国民総幸福度

「世界一幸せな国」と称されて、最近話題になっている国とは、どこの国?

答えはヒマラヤの国ブータンです。人口70万人、国土面積4万K㎡足らずという小国ですが、1972年以来、「国にとって大切なのは国民総生産GNP(Gross National Product)ではなく、国民総幸福GNH(Gross
National Happiness)である」という国是を掲げて、注目されています。GNH研究所を設置して、本気で国民の幸福に取り組んでいるのです。何よりも驚かされるのは、テレビ放送が始まったのは1999年だということ。そのおかげで、人々の欲望に火がつかず、貪欲が闊歩するような社会にはなってはいません。国民の平均所得は日本の10分の一以下で、物質的には豊かではありませんが、医療費、教育費などは無料に近く、国民は足ることを知り、心豊かな生活をしているのだそうです。もちろんブータンはユートピアではなく、貧困、社会格差、他国への経済依存など、多くの課題を抱えています。それでも、自然を守りつつ、緩やかな成長を目指すのだそうです。
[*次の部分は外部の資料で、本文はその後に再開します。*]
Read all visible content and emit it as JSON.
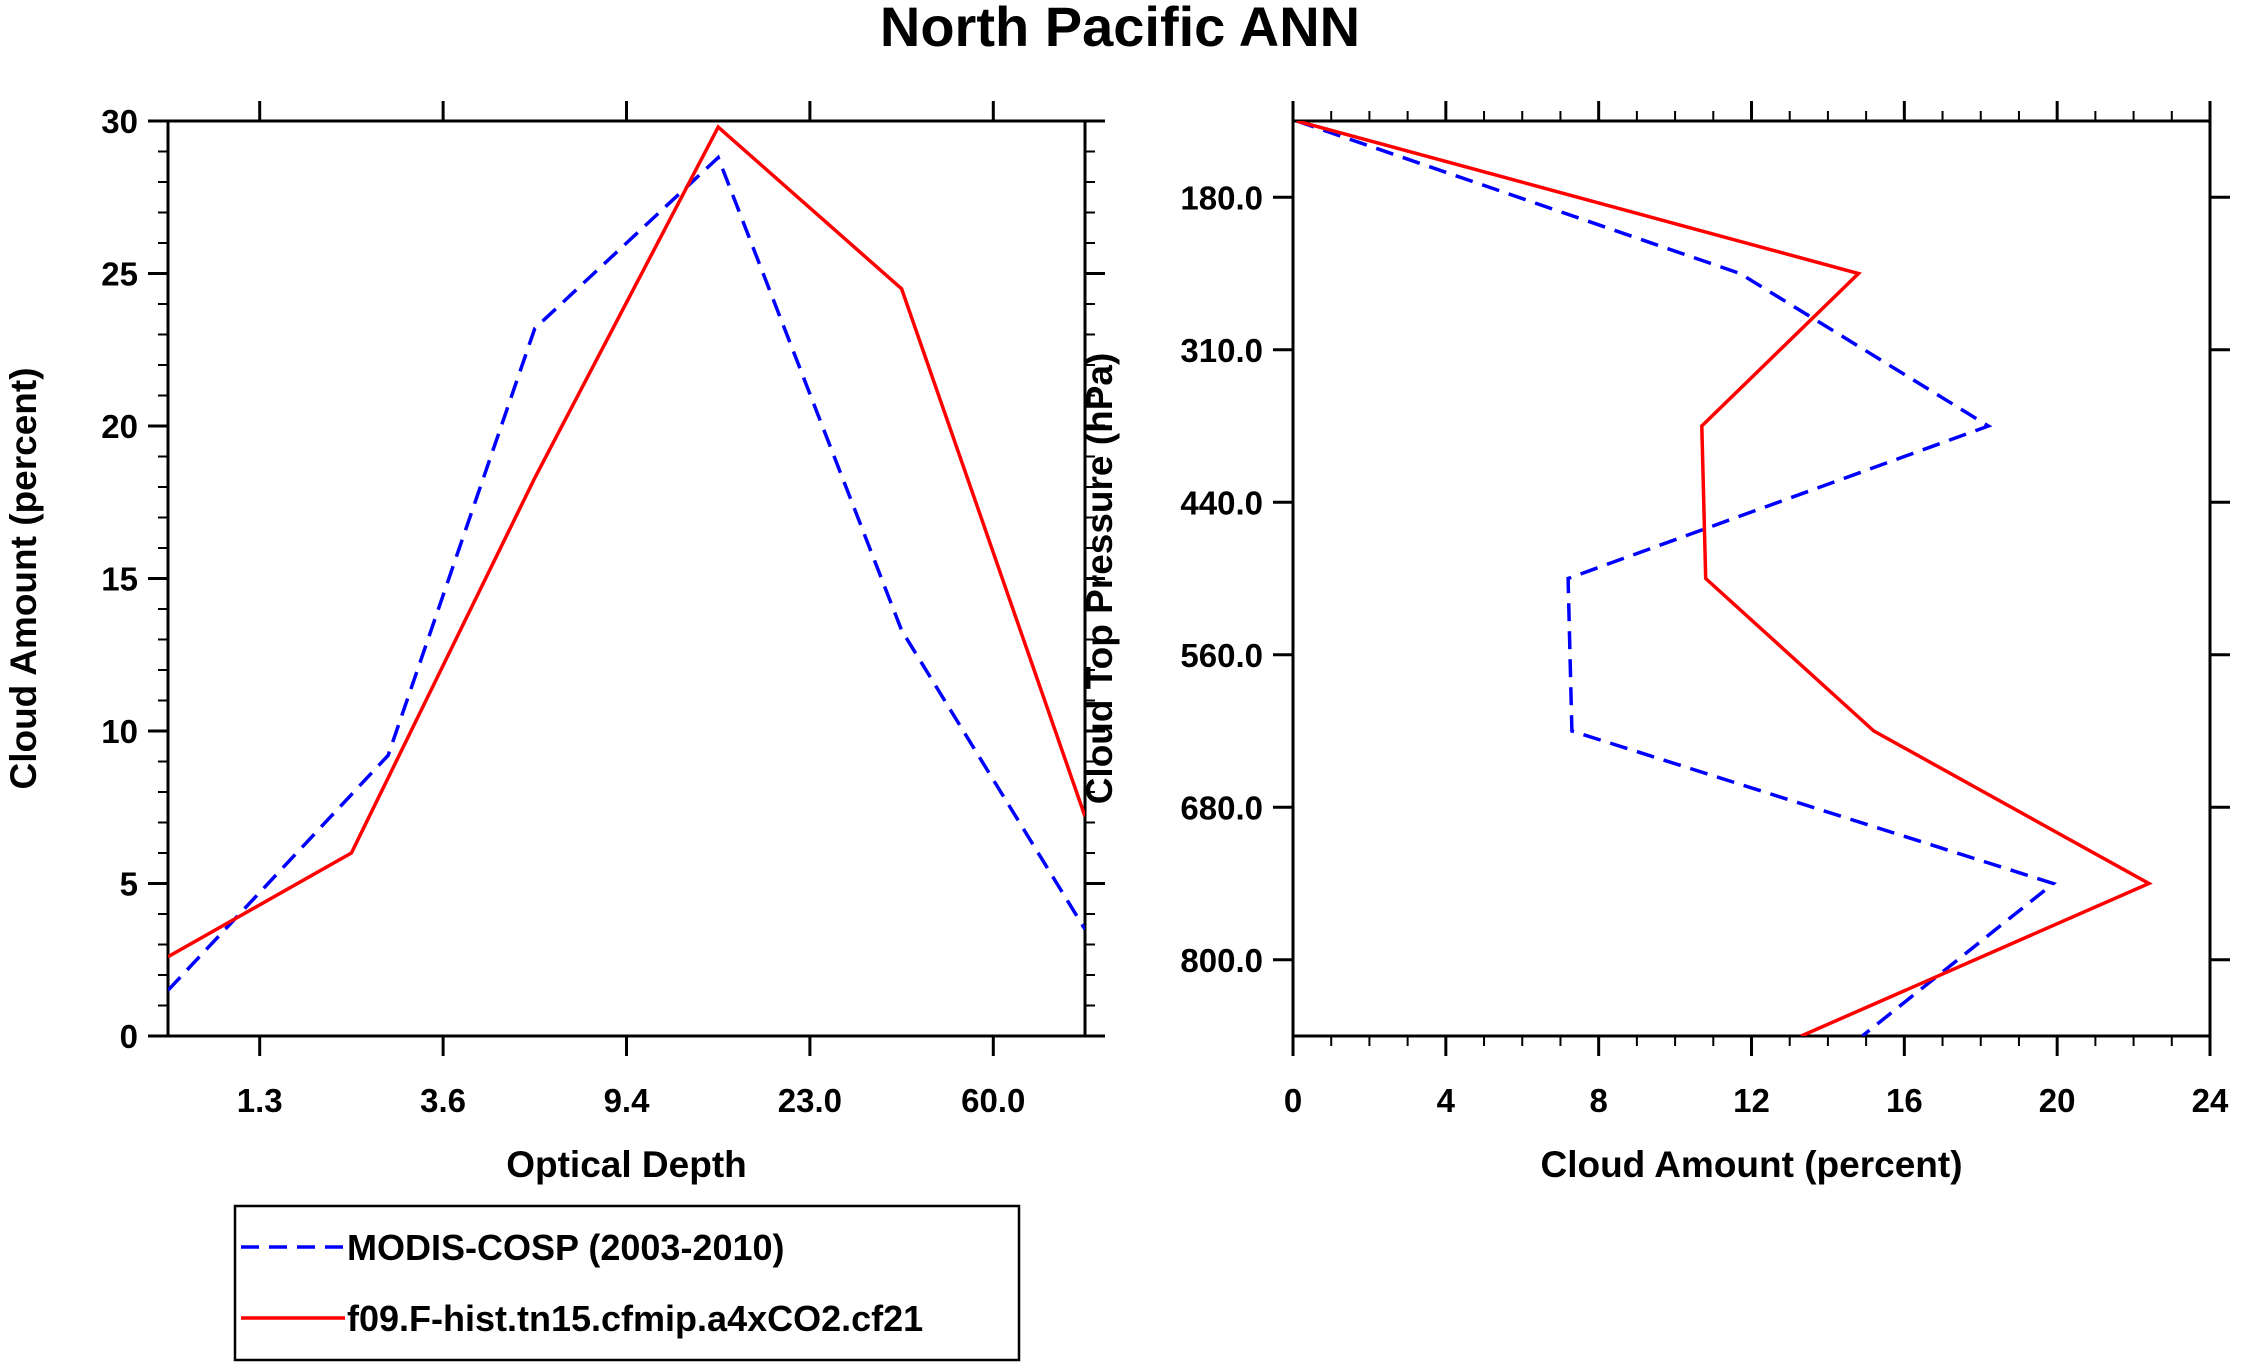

人類が幸福になれるかどうかは、火がついた欲望をいかに制御していくかにかかっていると思います。制限なき貪欲は、結局、争いと自然の破壊と世界の破局をもたらします。「何が原因で、あなたがたの間に戦いや争いがあるのでしょう。あなたがたのからだの中で戦う欲望が原因ではありませんか」(ヤコブ
4・1)。「どんな貪欲にも注意して、よく警戒しなさい。なぜなら、いくら豊かな人でも、その人のいのちは財産にあるのではないからです」(ルカ12・15)。 貪りこそが不幸の根源なのです。三千数百年前のモーセの第十戒「貪るな」を思い起こすべき時です。

クリスチャンは何が人を幸福にするか、知っているはずです。ブータンは仏教国ですが、キリスト教国やクリスチャンのグループでも、GNPよりGNHを優先すること本気で実践する社会や共同体が現れていいのではありませんか。物質的豊かさや便利さの追求に歯止めをかけ、「いのちの豊かさ」を第一に求める生活を始めようと、私は今、考えています。